UNA MOSCA ME MIRA

por

Roger Vilain

-Roger Vilain-
Twitter: @rvilain1

    Ahí está, sobre la mesa. En el lugar acostumbrado, a la hora acostumbrada, café, tabaco, agua mineral y pluma en mano pretendo continuar con Georges Perec.  Lo infraordinario es un libro que empecé hace un par de días y quiero despachar ahora.  “¿Cuántos gestos son necesarios para discar un número telefónico? ¿Por qué?”, se pregunta el francés. En él, a lo largo de las sesenta y nueve páginas que he devorado hasta este instante, ha sido imposible no tener en mente a Cortázar, por aquello del mundo, sus causas y consecuencias, todo bajo la lupa y bajo el entramado que implican los mil y un porqués en relación con los hilos que nos unen, a ti, a mí y a todos en esta red de redes que es la cotidianidad.

    Ha sido imposible no tener en mente a Cortázar y a Breton, el Breton de la Nadja, especie de Rayuela a su manera, prima hermana de ese otro monumento que es El Perseguidor. Y se me viene también a la cabeza Feist con su canción: “¿Qué es lo que nos separa?, ¿qué por casualidad nos reúne?, ¿por qué tantas salidas y llegadas en esta ronda infinita?”. Ahí caben de cabo a rabo la causalidad, el encuentro inesperado, los caminos cruzados entre anhelos y miedos, las concordancias imposibles del tú atravesando una calle y el yo en dirección opuesta hasta hallarse frente a frente contra toda aritmética, contra Descartes planchado, cuadrado, perfumado.

    Ahí está, sobre la mesa. Inmóvil. Noto que me observa, admito sus múltiples ojos escudriñando a un ser con jeans, camisa a cuadros, saco marrón y boca de dragón humeante que a veces lee y a veces rasguña un trozo de papel mientras cada tanto acerca la taza al paladar. Hemos sellado un pacto: la geografía que ocupa nada tiene que ver con mi territorio a lo largo y ancho de este mantel blanco. Me mira con tranquilidad y piensa, seguramente calcula, mide casi con desdén al otro que tiene enfrente.

    “Soy realista porque me niego a dejar fuera de la realidad hasta la última migaja de sueño”, escribió el buen argentino. La verdad es que más que razón, Cortázar tenía mucho de olfato existencial, de intuición, ésa que trasciende lógicas comunes y corrientes e inventa, o descubre o qué sé yo, realidades más porosas. Me observa, está ahí, como si nada, y sonríe y se frota las patas delanteras en un gesto de reflexión profunda, de deleite a propósito de cuanto esta tarde la casualidad, la causalidad, ve tú a saber qué más, ha puesto frente a sus narices.

    Me pregunto qué estará tramando.

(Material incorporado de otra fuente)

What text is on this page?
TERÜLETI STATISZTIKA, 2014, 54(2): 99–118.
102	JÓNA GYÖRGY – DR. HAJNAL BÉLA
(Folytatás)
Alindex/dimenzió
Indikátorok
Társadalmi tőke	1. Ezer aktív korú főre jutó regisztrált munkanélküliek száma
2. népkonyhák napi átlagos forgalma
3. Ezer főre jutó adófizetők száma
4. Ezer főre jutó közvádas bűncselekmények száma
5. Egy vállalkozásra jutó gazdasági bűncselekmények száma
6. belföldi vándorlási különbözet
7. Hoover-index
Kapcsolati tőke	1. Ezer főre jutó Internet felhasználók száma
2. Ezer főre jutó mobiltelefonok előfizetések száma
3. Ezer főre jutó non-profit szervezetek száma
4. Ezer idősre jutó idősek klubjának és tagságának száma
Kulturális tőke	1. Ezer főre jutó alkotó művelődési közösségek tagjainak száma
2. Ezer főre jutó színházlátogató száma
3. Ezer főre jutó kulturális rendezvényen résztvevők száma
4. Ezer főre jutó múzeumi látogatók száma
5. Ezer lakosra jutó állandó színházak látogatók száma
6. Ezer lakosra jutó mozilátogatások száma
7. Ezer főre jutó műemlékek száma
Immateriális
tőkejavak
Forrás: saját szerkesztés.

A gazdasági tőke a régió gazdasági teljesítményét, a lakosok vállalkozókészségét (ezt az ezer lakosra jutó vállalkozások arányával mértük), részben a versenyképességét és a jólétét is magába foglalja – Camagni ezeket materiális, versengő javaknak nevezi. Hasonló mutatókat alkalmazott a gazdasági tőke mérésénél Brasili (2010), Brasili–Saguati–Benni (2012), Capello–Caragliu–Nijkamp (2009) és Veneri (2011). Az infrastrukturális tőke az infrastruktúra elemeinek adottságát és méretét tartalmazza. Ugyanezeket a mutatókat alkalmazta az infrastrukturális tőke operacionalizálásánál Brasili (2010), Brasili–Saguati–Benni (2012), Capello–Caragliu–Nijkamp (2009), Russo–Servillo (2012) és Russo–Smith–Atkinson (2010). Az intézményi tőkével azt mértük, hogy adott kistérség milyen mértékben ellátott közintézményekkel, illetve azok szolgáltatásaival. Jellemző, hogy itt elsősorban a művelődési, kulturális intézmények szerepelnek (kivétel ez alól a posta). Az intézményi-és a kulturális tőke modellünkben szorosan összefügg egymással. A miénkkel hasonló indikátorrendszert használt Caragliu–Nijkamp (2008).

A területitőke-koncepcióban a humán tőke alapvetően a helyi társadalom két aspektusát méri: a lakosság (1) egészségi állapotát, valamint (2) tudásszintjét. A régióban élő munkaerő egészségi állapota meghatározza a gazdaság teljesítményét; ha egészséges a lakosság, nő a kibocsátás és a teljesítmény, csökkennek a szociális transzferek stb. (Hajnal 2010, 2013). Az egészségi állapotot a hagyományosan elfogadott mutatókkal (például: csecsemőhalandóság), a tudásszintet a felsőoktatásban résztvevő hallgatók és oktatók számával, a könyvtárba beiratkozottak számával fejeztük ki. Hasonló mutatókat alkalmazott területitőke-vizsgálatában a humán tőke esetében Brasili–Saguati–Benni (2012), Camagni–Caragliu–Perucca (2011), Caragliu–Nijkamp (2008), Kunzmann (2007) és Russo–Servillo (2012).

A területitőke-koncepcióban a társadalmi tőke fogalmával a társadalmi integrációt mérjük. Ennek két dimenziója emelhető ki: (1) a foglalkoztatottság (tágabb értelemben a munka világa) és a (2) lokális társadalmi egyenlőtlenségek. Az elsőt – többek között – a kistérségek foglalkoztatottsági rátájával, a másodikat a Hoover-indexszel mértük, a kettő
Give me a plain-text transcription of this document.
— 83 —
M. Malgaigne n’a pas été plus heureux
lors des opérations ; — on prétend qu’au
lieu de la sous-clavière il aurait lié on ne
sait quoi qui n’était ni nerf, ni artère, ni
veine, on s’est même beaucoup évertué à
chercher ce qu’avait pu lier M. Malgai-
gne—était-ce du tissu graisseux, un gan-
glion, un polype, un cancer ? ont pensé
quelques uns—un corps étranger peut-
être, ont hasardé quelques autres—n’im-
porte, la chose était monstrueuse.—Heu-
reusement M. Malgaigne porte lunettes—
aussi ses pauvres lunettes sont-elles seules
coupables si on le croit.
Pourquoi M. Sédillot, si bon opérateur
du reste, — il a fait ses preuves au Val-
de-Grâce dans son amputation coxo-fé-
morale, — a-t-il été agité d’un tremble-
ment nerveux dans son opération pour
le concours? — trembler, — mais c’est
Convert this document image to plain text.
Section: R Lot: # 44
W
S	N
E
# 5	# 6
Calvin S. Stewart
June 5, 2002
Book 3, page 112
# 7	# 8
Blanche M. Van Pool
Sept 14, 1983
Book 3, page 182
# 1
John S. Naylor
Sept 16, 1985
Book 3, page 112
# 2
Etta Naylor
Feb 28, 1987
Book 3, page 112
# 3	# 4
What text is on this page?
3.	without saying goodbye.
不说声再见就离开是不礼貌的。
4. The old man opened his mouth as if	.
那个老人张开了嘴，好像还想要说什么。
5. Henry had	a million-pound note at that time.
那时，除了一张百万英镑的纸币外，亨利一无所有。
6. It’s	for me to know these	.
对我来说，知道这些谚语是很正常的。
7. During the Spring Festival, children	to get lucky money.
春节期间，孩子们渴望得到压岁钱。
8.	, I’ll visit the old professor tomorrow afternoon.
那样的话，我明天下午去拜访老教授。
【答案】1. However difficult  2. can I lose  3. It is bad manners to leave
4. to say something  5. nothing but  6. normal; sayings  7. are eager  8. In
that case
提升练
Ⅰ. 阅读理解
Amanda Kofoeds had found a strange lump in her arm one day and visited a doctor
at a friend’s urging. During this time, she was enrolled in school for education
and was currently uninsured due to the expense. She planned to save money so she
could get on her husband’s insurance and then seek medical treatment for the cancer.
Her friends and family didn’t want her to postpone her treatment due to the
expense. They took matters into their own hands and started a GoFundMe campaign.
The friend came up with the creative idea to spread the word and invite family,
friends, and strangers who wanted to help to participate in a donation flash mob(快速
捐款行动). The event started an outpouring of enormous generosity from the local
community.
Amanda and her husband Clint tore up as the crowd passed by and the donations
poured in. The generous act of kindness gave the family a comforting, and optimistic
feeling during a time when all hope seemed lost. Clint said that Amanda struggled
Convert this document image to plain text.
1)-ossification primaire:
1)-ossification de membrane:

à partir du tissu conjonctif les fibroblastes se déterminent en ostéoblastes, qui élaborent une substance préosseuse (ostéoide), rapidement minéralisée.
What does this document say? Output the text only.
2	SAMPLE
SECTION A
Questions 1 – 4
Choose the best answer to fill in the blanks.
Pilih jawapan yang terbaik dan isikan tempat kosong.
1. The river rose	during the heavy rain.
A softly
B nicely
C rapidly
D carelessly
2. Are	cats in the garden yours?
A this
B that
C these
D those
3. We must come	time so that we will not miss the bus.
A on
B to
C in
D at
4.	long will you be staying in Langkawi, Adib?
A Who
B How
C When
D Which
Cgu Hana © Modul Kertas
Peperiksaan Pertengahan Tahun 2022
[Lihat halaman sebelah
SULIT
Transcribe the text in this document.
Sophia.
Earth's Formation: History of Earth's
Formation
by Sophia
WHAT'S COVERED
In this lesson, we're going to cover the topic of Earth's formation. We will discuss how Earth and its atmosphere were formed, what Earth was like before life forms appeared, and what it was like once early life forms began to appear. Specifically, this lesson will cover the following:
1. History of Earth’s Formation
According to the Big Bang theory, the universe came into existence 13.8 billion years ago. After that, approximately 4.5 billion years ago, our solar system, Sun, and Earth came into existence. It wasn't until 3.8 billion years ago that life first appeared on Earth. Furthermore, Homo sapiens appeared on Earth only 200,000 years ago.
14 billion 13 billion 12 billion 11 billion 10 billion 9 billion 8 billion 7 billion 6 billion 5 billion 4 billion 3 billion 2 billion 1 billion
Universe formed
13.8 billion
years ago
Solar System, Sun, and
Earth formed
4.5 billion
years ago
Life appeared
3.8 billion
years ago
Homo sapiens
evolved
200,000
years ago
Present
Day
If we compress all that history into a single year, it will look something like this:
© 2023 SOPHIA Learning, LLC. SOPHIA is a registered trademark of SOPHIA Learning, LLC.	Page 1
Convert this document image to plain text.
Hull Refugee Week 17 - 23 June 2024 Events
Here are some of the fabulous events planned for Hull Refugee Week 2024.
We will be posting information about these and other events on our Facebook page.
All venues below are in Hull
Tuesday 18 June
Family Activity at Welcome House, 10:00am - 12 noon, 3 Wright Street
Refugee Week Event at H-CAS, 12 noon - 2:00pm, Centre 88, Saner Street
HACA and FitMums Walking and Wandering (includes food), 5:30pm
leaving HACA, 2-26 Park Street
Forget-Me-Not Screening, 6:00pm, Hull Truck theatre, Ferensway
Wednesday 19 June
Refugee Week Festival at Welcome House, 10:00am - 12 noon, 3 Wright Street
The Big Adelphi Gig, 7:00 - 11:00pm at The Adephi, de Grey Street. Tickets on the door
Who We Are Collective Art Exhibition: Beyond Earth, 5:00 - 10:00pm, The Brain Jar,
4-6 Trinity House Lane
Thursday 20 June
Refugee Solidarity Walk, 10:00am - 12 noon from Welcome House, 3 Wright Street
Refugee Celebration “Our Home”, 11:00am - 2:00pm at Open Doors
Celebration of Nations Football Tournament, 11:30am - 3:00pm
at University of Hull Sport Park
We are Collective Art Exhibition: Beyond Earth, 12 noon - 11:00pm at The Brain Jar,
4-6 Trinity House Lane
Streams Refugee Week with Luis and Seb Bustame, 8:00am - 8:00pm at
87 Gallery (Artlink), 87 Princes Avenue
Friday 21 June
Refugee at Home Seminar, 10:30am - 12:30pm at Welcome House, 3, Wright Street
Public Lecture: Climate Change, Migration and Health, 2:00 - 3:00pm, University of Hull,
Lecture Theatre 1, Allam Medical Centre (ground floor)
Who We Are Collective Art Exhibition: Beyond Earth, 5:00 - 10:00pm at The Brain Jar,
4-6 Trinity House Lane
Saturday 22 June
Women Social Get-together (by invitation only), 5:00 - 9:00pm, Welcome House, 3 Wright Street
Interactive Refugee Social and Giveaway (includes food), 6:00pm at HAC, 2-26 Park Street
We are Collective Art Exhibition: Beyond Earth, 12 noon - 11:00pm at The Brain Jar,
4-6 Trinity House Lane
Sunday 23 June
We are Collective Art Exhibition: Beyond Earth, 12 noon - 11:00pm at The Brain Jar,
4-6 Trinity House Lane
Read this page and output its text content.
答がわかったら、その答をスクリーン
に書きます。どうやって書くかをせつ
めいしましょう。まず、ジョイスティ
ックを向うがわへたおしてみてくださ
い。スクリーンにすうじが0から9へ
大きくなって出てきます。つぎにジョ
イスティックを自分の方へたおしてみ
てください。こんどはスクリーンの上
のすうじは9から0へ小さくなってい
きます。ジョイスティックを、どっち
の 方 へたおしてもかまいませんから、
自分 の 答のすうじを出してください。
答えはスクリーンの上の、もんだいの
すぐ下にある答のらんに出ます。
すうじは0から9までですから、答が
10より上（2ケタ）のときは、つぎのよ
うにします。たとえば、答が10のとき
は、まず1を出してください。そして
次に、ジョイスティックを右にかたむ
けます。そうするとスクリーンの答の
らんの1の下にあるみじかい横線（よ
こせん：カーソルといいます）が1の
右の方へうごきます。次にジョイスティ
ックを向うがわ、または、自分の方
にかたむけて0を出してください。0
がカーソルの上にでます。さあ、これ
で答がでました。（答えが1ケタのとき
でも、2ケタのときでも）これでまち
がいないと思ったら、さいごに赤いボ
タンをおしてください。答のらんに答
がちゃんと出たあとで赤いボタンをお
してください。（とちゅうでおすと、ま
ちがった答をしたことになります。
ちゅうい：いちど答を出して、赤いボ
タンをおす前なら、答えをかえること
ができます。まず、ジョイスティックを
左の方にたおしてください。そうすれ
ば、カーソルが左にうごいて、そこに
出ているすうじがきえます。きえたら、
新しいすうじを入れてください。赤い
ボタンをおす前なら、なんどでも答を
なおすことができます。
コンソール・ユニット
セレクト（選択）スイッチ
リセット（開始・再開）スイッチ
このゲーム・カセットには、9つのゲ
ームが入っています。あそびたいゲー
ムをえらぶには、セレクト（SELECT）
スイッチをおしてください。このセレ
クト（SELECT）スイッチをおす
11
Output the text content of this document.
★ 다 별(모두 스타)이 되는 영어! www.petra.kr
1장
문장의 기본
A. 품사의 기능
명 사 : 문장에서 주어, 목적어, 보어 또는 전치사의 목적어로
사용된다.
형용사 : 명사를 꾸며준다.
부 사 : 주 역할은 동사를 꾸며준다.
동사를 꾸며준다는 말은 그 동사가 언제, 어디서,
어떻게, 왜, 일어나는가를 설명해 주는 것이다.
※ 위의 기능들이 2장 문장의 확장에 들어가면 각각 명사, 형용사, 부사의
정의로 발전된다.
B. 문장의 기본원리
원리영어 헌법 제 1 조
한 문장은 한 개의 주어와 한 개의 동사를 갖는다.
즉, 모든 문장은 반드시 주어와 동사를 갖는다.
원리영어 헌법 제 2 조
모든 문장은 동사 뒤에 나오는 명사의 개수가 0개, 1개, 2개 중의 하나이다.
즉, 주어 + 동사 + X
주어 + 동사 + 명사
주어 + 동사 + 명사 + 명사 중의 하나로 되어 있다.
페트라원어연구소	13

Me respondo: disfruta el panorama, ríe ahora a mandíbula batiente en medio de la marejada, a merced de la puesta en escena que personificamos. Sí, me observa, pasa sus ojos compuestos por mi humanidad. Escribo y ahí permanece, como una máquina de pensar que erige premisas, ata cabos, escupe conclusiones y reta a cualquiera a contemplar el mundo desde su horizonte. Soy un bicho, estoy hecho un insecto y desde su trinchera, sobre la superficie blanca continúa hurgando, yo en el portaobjetos, ella pegada al lente surcando espacios, derivando teorías, axiomas, realidades quizás parecidas a las mías.

    Termino de leer, termino de escribir, el camarero anda cerca y aprovecho para solicitar la factura. Pago y me levanto. Me sigue, me sigue desde su otra orilla. Levanto el brazo, me atrevo a hacer un gesto como de despedida. Ella mira, quieta como un punto negro en plena estepa siberiana. Recuerdo otra vez a Perec, a Cortázar, a Feist, a Breton. Sigo recordando.